Power saving traffic light

1 min read

Andy Stanford-Clark, ‘master inventor’ at IBM Hursley, has come up with the idea of a traffic light colour-changing orb as a means of encouraging people to save power.

Inspiration for the scheme emerged from a project undertaken originally for Enron to monitor electricity consumption, in order to optimise tariffs. Electricity power data goes to an IBM Websphere Business Integration Message Broker that can send information to a data mining application and also to a Java ‘dashboard’ applet running in a Web browser on a PC, subscribing to the broker for live data. As part of his investigations – and demonstrating how such information might be used – Stanford-Clark came up with a solution where power data drives a ‘Power Meter Orb’ that glows green when power consumption costs are between zero and 20p per hour, amber for 20p to 40p per hour, and red for 40p to 60p per hour.

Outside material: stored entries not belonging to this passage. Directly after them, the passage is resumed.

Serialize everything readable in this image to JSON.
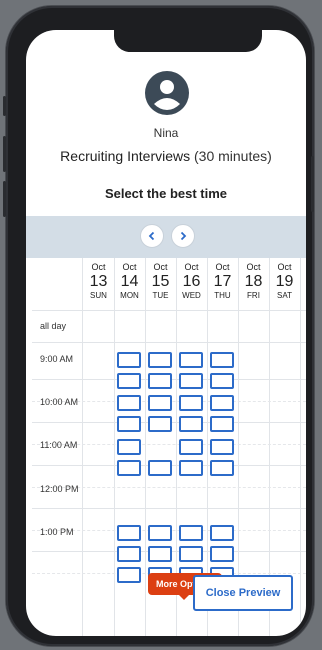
{
  "host": {
    "name": "Nina"
  },
  "event": {
    "title": "Recruiting Interviews",
    "duration": "(30 minutes)"
  },
  "prompt": "Select the best time",
  "nav": {
    "prev_icon": "chevron-left-icon",
    "next_icon": "chevron-right-icon"
  },
  "days": [
    {
      "month": "Oct",
      "date": "13",
      "weekday": "SUN"
    },
    {
      "month": "Oct",
      "date": "14",
      "weekday": "MON"
    },
    {
      "month": "Oct",
      "date": "15",
      "weekday": "TUE"
    },
    {
      "month": "Oct",
      "date": "16",
      "weekday": "WED"
    },
    {
      "month": "Oct",
      "date": "17",
      "weekday": "THU"
    },
    {
      "month": "Oct",
      "date": "18",
      "weekday": "FRI"
    },
    {
      "month": "Oct",
      "date": "19",
      "weekday": "SAT"
    }
  ],
  "time_labels": [
    "all day",
    "9:00 AM",
    "10:00 AM",
    "11:00 AM",
    "12:00 PM",
    "1:00 PM"
  ],
  "availability": {
    "MON": [
      "9:00",
      "9:30",
      "10:00",
      "10:30",
      "11:00",
      "11:30",
      "1:00",
      "1:30",
      "2:00"
    ],
    "TUE": [
      "9:00",
      "9:30",
      "10:00",
      "10:30",
      "11:30",
      "1:00",
      "1:30",
      "2:00"
    ],
    "WED": [
      "9:00",
      "9:30",
      "10:00",
      "10:30",
      "11:00",
      "11:30",
      "1:00",
      "1:30",
      "2:00"
    ],
    "THU": [
      "9:00",
      "9:30",
      "10:00",
      "10:30",
      "11:00",
      "11:30",
      "1:00",
      "1:30",
      "2:00"
    ]
  },
  "buttons": {
    "more_options": "More Options",
    "close_preview": "Close Preview"
  },
  "colors": {
    "slot_border": "#2c6bc9",
    "accent_orange": "#dc3f12",
    "nav_bar": "#d3dde6"
  }
}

Speaking about ‘pervasive messaging technologies’ to a Horizon seminar at Cambridge, he mentioned the orb as being particularly helpful in reducing electricity costs, as he could see at a glance what was happening. If it was seen to be glowing amber just as he was retiring for the night, he could immediately go round the house to see what had been left switched on. He has also instrumented up his water meter and car – and even his mousetraps, which notify his mobile phone and PC dashboard through the Message Broker when they have caught something and need to be reset. While these applications may seem fairly trivial, the technology also forms the basis of a technology called Lama – Location Aware Messaging For All – originally conceived to help deaf people. This can track people and send them relevant text messages, on the basis of where they are and what is happening around them.